Pois é, estava preparando uma coluna de humor, na medida de minhas limitações. Ocorre que os fatos ajudavam. Considerem, por exemplo, a sentença da juíza Pollyanna Kelly Maciel Medeiros Martins Alves, que livrou o blogueiro Allan dos Santos do crime de ameaças ao ministro Luís Roberto Barroso. Ela faz uma argumentação até pertinente sobre como caracterizar uma ameaça, mas escorrega feio na conclusão. Diz que não haveria possibilidade de concretização da ameaça, já que o ministro possui equipe de “seguranças qualificados” e um setor de inteligência “igualmente preparado”.
Ora, se um ministro do STF, numa democracia, precisa de “seguranças qualificados” para sair na rua só pode ser porque está sendo …ameaçado. Mas também tem humor no comentário do procurador geral da república, Augusto Aras, quando tentou explicar porque não tomava providências contra o presidente Bolsonaro por não usar a máscara e ainda incentivar outros a não usá-la.
O procurador não tem dúvida da ilicitude do comportamento presidencial, afirmou. Mas ressalvou: é caso de multa administrativa. E arrematou: ” falar-se (no caso das máscaras) em pena de natureza criminal, que é diferente de outras sanções, pode ser algo extremamente perigoso”. Ou seja, é “extremamente perigoso” denunciar o presidente pela conduta de colocar em risco a vida de pessoas, inclusive crianças.
Mas o troféu de campeão nesse departamento continua com o ministro
Guedes. Fechando a coleção de semanas atrás, mandou ver há dias: “Qual o
problema agora que a energia vai ficar um pouco mais cara porque choveu
menos?” Sabem o quão “pouco” a energia elétrica ficou mais cara nos 12 meses
terminados em agosto? 20,36%, bem acima da inflação, 9,30%, e
penalizando as famílias mais pobres e toda atividade econômica
dependente dessa energia. [quanto a atividade econômica os preços serão, como de praxe, repassados; já famílias de baixa renda dificilmente atingem o consumo mensal de 100Kwh.]

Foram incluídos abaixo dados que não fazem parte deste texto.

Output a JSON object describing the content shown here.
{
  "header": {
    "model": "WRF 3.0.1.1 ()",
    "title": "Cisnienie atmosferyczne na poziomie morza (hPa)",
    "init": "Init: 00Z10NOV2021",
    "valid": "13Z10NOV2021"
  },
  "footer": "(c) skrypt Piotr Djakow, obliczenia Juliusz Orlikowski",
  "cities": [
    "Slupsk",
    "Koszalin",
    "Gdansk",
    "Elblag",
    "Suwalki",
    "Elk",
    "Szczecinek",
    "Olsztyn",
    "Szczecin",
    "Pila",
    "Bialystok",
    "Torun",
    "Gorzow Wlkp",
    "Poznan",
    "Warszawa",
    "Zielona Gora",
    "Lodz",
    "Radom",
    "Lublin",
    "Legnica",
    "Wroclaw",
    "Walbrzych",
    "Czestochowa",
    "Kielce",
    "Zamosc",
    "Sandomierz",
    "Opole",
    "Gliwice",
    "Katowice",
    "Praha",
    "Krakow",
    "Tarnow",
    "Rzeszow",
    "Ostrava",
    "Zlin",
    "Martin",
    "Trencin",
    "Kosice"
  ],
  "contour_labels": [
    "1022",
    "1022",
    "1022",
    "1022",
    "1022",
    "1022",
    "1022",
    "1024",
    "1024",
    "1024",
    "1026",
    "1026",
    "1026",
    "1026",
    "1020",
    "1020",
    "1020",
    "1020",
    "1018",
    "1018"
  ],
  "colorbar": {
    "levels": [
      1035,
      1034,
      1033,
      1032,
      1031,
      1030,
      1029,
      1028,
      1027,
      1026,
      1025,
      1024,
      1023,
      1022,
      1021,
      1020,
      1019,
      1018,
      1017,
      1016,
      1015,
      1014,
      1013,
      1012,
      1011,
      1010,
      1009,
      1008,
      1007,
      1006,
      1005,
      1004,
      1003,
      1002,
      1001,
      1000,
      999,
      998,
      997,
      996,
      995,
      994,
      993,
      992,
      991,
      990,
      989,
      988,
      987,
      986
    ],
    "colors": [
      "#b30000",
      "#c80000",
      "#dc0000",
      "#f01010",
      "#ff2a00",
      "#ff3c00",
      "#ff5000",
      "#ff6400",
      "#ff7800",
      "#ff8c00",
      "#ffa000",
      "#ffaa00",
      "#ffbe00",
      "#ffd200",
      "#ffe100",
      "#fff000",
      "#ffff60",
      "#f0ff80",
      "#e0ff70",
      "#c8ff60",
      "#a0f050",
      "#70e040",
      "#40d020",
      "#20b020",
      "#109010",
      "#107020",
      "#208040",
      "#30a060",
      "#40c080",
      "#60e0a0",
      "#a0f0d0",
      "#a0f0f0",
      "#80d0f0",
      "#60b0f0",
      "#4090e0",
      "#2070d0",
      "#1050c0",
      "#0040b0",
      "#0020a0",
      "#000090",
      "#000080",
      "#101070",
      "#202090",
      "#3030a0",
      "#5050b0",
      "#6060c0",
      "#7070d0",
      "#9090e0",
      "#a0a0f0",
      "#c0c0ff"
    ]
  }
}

Mas para o ministro essa inflação também não é problema. Tem inflação
também nos EUA, logo estão reclamando do quê? Estamos ali, mano a mano. Nem precisava, mas mostramos no Jornal da Globo e na CBN que a
inflação nos EUA é menor, o PIB é maior , o desemprego, muito menor, a
taxa de juros, zero. [aqui para mostrar que não só o Brasil, governado por Bolsonaro, que produz notas dignas de um humor de péssimo gosto, perguntamos: será que essa situação privilegiada dos USA resistirá ao Biden?]
Teve mais: o ministro da Saúde, Marcelo Queiroga, numa boa, cometeu a irregularidade de vacinar o deputado Eduardo Bolsonaro – não pela vacina, claro, mas porque o deputado estava sem máscara! Segue a série: enquanto o próprio governo admite que os reservatórios das hidrelétricas estão no limite do limite, o presidente Bolsonaro, com sua sabedoria de botequim, pede às famílias: apaguem uma lâmpada.
Assim, a gente vinha nessa toada de gozação até ontem. Aí a coisa engrossou. O presidente Bolsonaro, no cercadinho, disparou: “Tem que todo mundo comprar fuzil, pô”. Ainda recomendou o fuzil, o 762, pesado, ressalvou que é caro – por volta dos R$ 14 mil – e aí mandou ver: “Tem um idiota: ‘Ah, tem que comprar é feijão’. Cara, se não quer comprar fuzil, não enche o saco de quem quer comprar.” [quem quiser comprar fuzil, tem o direito democrático de comprar; quem não quiser, tem o direito democrático de não comprar; e os titulares dos dois direitos possuem o DEVER DEMOCRÁTICO de não interferir na vontade dos que pensam diferente.] Aí é ofender a população, especialmente a mais pobre. Os alimentos tiveram forte alta de preço neste ano. O feijão subiu quase 11% em 12 meses, e ainda ficou bem atrás do arroz, com inflação de 37%.
O presidente manda apagar uma lâmpada, comprar fuzil e badernar no 7 de setembro[sic]. Não está para brincadeira.